Last week Vision Vancouver once again proved with certainty who they don’t owe their allegiance to: the citizens of Vancouver, the people who can barely afford housing, and the homeless. Vision Vancouver’s allegiance is only and solely to developers.

Last Thursday night (July 19th), a rezoning application by Aquilini Investment Group for a high-rise development within the area of the False Creek North Official Development Plan (ODP) was brought before City Council. The False Creek North ODP, approved many years ago, explicitly calls for 20% social housing in all large developments. With the stroke of a pen, Vision Vancouver has entirely eliminated this requirement, allowing the Aquilinis to go ahead with their 614-unit project and its three towers reaching up to 32 storeys.

To add insult to injury, Vision Vancouver then went one giant step further – it eliminated some $35 million worth of Community Amenity Contributions, a cost that developers have to pay on developments of this magnitude.

What was the pretext for this $35 million gift? The pretext was Aquilini’s promise to provide market rental housing. Vision Vancouver, never slow or reluctant when it comes to reframing, defines market rental housing as “affordable housing.” This development will only be affordable for the higher income citizens of the city – market rental housing is anything but affordable in Vancouver.

An average suite in the Aquilini development will rent for $2,000/month. Using the well-established formula of a maximum of one third of a person’s income spent on accommodation, this would mean that your “average” citizen would require an income of 6,000 per month, or $72,000 per year, to live there. An annual income of $72,000 per year is anything but average.

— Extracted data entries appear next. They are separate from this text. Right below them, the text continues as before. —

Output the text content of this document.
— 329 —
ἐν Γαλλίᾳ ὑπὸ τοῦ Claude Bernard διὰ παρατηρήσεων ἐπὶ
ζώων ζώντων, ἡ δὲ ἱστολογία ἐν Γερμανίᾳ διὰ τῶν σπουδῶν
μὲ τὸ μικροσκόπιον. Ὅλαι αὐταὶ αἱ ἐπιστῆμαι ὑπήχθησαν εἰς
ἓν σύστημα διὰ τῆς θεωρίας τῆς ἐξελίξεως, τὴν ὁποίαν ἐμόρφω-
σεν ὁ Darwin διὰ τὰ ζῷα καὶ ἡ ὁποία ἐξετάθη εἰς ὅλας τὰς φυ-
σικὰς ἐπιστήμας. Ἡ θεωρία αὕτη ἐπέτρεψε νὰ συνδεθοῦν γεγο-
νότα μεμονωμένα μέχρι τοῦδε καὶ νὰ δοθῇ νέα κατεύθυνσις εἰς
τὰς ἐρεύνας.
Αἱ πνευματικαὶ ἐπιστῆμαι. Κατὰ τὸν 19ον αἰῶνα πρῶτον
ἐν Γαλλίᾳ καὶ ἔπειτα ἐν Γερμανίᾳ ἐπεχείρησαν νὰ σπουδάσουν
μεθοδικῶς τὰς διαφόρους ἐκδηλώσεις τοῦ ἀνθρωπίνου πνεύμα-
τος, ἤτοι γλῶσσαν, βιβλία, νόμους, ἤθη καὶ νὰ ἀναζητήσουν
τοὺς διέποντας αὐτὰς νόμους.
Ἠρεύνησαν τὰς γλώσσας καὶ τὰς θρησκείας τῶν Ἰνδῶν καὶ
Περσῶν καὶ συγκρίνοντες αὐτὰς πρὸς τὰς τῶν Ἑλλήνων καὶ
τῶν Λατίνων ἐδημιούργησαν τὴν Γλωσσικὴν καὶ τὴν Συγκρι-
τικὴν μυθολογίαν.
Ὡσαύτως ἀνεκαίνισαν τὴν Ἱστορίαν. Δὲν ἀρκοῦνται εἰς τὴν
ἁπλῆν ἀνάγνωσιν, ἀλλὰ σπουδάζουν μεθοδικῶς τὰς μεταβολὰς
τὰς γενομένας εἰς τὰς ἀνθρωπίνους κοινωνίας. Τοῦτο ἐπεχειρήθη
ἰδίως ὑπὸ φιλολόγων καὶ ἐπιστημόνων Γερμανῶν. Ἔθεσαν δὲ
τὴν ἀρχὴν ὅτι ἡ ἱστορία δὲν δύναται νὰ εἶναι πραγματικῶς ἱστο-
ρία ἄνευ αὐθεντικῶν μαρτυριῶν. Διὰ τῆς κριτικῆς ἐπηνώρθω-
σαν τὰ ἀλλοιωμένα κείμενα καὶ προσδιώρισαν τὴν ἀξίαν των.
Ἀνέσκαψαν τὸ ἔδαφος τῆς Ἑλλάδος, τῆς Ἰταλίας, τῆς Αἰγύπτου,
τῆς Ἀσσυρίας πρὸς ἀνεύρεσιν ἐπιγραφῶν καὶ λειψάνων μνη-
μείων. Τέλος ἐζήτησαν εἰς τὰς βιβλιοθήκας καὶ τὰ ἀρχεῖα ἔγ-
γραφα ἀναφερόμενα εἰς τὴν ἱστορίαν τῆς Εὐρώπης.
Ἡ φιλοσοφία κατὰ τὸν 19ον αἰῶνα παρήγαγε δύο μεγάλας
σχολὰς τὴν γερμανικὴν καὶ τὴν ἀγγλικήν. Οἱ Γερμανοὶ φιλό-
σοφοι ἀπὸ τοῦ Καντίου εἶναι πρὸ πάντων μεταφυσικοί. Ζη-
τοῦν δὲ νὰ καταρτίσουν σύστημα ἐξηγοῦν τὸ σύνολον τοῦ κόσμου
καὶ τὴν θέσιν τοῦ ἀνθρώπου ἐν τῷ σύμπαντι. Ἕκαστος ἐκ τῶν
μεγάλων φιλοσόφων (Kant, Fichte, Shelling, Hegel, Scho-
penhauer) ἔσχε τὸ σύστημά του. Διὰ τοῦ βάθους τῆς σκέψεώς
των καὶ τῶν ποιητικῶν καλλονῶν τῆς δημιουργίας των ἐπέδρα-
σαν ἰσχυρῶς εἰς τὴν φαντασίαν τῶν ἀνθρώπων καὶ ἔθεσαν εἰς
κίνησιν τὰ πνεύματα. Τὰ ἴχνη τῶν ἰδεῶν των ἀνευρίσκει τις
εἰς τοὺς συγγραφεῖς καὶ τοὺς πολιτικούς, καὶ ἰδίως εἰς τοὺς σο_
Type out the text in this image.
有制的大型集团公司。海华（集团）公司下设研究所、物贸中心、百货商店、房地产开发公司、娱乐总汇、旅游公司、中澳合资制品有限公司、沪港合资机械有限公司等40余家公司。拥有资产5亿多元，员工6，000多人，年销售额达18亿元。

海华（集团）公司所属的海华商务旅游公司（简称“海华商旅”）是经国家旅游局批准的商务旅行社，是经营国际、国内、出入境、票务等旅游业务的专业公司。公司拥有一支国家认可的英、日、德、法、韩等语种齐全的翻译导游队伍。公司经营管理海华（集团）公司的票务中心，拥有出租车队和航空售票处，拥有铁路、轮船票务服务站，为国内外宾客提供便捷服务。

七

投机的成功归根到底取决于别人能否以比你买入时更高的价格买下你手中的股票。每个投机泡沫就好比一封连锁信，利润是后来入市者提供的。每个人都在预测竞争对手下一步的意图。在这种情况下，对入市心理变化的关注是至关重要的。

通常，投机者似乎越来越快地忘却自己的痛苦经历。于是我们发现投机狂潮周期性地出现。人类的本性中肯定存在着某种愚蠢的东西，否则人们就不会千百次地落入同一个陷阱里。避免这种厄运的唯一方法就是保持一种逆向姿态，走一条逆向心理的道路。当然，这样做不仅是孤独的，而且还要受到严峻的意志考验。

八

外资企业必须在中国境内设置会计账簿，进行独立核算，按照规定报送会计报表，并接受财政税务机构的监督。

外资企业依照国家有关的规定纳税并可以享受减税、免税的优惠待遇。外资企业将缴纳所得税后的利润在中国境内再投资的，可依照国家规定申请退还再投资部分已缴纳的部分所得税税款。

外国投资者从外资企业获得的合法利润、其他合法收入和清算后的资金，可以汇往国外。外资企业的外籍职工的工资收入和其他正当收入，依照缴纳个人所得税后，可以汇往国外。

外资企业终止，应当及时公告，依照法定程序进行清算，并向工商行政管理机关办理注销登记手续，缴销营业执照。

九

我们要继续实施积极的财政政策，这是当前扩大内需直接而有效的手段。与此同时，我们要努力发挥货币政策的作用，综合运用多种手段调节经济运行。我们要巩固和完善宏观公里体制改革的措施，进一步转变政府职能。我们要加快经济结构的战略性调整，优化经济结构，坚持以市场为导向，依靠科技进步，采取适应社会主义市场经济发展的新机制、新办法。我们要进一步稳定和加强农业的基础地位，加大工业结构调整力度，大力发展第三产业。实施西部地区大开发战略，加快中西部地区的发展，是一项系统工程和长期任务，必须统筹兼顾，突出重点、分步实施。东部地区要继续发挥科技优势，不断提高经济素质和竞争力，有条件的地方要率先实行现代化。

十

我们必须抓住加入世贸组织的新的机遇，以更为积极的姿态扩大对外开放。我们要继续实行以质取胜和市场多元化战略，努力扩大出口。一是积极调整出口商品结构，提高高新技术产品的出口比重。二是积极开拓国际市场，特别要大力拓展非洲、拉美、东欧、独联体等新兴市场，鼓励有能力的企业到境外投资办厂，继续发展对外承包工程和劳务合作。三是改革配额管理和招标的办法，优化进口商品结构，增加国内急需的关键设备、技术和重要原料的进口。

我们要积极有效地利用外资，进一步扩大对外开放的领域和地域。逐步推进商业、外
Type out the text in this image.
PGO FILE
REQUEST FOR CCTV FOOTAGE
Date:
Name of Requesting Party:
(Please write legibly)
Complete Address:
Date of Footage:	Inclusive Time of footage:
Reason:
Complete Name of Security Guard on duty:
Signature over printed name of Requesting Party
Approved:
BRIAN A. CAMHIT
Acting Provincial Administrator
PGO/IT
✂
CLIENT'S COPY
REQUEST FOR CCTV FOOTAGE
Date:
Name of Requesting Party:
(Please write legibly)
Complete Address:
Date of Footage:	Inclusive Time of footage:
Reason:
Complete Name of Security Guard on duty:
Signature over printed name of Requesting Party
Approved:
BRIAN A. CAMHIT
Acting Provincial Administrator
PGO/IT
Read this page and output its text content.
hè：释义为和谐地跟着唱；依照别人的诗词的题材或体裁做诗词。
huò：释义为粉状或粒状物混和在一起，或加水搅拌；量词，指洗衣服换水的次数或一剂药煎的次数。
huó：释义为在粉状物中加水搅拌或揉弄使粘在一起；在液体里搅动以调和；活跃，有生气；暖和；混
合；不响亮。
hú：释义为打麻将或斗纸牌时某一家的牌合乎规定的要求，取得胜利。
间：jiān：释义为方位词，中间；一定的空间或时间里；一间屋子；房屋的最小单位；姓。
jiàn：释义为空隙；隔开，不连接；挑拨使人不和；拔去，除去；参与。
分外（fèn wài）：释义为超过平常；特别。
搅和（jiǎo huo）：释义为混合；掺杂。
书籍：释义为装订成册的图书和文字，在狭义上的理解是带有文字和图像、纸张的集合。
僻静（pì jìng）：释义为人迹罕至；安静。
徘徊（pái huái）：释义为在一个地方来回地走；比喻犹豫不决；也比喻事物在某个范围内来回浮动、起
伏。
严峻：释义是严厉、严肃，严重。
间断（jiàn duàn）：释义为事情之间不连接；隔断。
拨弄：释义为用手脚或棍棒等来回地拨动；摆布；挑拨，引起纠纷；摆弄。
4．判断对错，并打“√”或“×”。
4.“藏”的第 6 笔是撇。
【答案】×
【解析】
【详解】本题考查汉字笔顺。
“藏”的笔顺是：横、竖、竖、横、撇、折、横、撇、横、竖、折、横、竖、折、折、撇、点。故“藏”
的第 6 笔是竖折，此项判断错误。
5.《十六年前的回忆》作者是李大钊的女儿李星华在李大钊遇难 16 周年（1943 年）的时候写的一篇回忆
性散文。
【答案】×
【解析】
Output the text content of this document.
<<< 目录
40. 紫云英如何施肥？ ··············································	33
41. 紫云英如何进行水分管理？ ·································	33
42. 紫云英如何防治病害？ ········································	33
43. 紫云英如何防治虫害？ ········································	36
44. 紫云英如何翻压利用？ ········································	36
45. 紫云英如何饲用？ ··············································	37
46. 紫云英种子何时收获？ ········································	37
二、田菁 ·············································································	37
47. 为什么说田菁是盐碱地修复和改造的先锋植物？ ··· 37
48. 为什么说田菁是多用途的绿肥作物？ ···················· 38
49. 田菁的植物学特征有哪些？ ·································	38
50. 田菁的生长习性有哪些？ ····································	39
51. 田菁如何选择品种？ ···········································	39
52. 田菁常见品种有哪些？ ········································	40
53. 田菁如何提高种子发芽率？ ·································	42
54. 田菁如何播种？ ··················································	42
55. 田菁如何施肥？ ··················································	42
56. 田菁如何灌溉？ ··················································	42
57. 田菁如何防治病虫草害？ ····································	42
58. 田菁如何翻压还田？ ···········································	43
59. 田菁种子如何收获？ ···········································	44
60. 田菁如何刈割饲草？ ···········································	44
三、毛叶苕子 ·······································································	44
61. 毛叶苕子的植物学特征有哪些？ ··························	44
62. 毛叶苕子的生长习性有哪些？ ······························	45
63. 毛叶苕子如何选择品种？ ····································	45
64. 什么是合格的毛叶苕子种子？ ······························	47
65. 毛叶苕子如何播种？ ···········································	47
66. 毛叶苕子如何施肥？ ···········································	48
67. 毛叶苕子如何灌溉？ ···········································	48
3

Vision Vancouver shamelessly exploited the issue of homelessness to get elected in 2008 and re-elected in 2011. Yet Vision Vancouver has proven itself to be even more supportive of developers than the NPA, even when this support comes at the expense of Vancouver’s homeless. The $35 million Vision Vancouver saved Aquilini could have and should have been used to build truly affordable social housing. At an average cost of $300,000 per unit of decent social housing, $35 million would have produced over 115 units of this desperately-needed housing.

Last night Vision Vancouver had a choice. With the stroke of a pen they could have created over 115 units of social housing. Instead they chose to give Aquilinis a 35 million dollar gift.